İnsanların çoğunluğu, bir ekonomist gibi “kâr-zarar” hesabıyla eyleme geçiyor. Bir başka genel eğilim de, keyfi olarak konulmuş olsalar bile, kurallara uymak.

Bu genel iklim içinde, bütün rejimler havuç-sopa yöntemini kullanarak, kurallara uyanları ödüllendirirken uymayanları cezalandırarak varlıklarını sürdürüyorlar.
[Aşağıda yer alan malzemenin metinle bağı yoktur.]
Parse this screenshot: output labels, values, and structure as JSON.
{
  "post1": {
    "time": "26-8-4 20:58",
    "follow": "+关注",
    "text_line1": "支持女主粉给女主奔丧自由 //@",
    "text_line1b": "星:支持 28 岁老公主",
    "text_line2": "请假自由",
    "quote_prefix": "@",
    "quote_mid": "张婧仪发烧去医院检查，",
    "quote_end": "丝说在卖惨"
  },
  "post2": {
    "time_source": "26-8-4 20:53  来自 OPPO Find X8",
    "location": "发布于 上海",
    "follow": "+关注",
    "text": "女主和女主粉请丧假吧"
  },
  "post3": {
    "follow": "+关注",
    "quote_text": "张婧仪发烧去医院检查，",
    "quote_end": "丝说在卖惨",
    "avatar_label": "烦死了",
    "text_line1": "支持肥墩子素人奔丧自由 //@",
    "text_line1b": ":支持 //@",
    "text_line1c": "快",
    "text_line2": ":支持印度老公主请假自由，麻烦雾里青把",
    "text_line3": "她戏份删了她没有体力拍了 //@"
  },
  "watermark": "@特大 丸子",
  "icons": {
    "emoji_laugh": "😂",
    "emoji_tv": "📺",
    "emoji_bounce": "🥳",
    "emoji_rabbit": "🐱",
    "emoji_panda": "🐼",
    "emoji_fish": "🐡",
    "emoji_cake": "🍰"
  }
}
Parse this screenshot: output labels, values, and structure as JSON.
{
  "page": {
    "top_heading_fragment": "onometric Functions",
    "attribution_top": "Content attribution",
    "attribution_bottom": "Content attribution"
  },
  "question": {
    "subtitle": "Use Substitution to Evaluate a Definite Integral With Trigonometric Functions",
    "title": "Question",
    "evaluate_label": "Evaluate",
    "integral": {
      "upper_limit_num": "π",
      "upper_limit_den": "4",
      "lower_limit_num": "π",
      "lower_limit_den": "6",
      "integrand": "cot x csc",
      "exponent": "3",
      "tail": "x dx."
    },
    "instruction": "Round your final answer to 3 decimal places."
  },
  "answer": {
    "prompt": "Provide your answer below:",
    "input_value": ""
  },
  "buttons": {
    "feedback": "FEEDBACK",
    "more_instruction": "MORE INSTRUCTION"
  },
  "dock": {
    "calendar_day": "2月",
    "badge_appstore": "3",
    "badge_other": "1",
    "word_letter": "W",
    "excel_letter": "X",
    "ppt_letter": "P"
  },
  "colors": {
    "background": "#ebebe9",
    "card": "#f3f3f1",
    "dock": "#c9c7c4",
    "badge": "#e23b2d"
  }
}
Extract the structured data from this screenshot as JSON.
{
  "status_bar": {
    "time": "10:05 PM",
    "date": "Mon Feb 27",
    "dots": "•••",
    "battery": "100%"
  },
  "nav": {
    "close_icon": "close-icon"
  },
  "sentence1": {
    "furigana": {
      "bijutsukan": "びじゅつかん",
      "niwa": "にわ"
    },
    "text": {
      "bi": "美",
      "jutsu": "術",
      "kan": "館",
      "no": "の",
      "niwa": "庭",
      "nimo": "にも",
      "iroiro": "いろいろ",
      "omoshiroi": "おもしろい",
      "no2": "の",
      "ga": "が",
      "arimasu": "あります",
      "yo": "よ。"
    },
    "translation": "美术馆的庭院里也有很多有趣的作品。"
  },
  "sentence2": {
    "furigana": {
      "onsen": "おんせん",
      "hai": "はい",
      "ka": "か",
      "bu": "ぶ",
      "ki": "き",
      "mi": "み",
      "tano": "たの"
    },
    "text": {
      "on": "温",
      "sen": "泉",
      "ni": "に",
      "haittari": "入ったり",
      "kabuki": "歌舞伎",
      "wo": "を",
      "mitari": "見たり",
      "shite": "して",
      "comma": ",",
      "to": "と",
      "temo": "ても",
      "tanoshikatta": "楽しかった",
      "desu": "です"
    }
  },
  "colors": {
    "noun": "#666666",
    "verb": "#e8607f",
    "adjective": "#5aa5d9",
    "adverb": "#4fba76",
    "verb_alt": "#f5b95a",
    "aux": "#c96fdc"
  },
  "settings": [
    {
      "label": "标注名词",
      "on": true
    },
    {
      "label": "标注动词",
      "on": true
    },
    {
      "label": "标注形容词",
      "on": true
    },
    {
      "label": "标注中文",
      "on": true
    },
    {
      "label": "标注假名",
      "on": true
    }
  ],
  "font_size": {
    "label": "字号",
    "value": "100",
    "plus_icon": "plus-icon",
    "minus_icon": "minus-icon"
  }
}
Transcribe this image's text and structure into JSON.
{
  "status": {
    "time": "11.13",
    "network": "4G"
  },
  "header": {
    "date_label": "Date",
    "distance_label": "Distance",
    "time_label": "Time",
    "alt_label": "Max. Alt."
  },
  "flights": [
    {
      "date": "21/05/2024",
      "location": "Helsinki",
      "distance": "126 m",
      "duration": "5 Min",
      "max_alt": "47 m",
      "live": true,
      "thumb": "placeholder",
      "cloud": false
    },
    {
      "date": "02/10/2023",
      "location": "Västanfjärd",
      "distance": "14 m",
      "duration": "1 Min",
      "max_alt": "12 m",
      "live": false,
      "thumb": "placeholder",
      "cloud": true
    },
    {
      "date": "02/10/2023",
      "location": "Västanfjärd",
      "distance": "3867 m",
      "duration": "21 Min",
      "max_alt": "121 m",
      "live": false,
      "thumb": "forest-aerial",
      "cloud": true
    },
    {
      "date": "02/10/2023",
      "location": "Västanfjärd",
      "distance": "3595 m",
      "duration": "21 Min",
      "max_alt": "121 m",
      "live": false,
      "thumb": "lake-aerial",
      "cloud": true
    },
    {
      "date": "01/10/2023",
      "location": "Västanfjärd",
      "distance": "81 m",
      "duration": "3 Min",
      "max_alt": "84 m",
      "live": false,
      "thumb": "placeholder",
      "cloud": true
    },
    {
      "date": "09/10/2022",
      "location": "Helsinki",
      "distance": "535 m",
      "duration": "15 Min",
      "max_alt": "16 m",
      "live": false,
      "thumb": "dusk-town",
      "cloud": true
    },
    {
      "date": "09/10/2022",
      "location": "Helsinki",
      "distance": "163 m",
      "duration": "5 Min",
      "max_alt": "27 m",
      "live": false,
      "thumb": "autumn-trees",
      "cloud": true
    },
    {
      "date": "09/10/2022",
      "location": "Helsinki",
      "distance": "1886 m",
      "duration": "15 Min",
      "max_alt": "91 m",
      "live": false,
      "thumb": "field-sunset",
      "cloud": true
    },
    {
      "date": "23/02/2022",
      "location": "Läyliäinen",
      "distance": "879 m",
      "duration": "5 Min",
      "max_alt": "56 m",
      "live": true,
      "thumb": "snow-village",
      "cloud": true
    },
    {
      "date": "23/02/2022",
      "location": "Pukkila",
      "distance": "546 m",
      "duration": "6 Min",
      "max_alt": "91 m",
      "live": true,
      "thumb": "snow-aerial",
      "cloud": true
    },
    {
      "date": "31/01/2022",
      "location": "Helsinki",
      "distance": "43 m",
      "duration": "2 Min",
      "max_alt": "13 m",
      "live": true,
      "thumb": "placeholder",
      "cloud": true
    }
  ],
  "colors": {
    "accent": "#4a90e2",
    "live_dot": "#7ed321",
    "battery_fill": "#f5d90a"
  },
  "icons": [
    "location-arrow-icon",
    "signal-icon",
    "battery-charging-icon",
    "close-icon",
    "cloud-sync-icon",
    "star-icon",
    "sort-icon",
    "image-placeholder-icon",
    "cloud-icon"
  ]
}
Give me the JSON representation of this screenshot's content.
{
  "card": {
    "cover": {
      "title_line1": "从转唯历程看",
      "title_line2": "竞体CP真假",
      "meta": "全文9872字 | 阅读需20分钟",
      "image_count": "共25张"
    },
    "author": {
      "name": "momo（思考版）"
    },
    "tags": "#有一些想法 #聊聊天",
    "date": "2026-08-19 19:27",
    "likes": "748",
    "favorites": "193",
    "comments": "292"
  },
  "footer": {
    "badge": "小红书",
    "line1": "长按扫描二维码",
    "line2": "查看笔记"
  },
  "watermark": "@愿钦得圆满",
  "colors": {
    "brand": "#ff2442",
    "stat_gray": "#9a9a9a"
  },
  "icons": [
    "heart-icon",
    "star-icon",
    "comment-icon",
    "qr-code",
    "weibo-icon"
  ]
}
Peki, Gilead Cumhuriyeti hiç değişmeyecek, sonsuza dek hüküm mü sürecek? Prof. Chater’ın buna cevabı şöyle: “Baskıcı bir topluma karşı mücadeleyi ileriye taşıyan şey, alternatif bir vizyondur - bir eşitlik, özgürlük ve adalet vizyonu ve sonuçları ne olursa olsun bunların savunulması gerektiği duygusu.

Galiba muhalefet de ancak o duyguyu verebildiğinde başarılı oluyor!

Damızlık Kızın Öyküsü’nü okumamış olsam da, okuduğum özetten hareketle şunu söyleyebilirim: Romanın sonunda Gilead Cumhuriyeti’nin çöktüğü ve yerine kadınların tüm haklara sahip olduğu daha eşit bir toplumun kurulduğu ima ediliyormuş!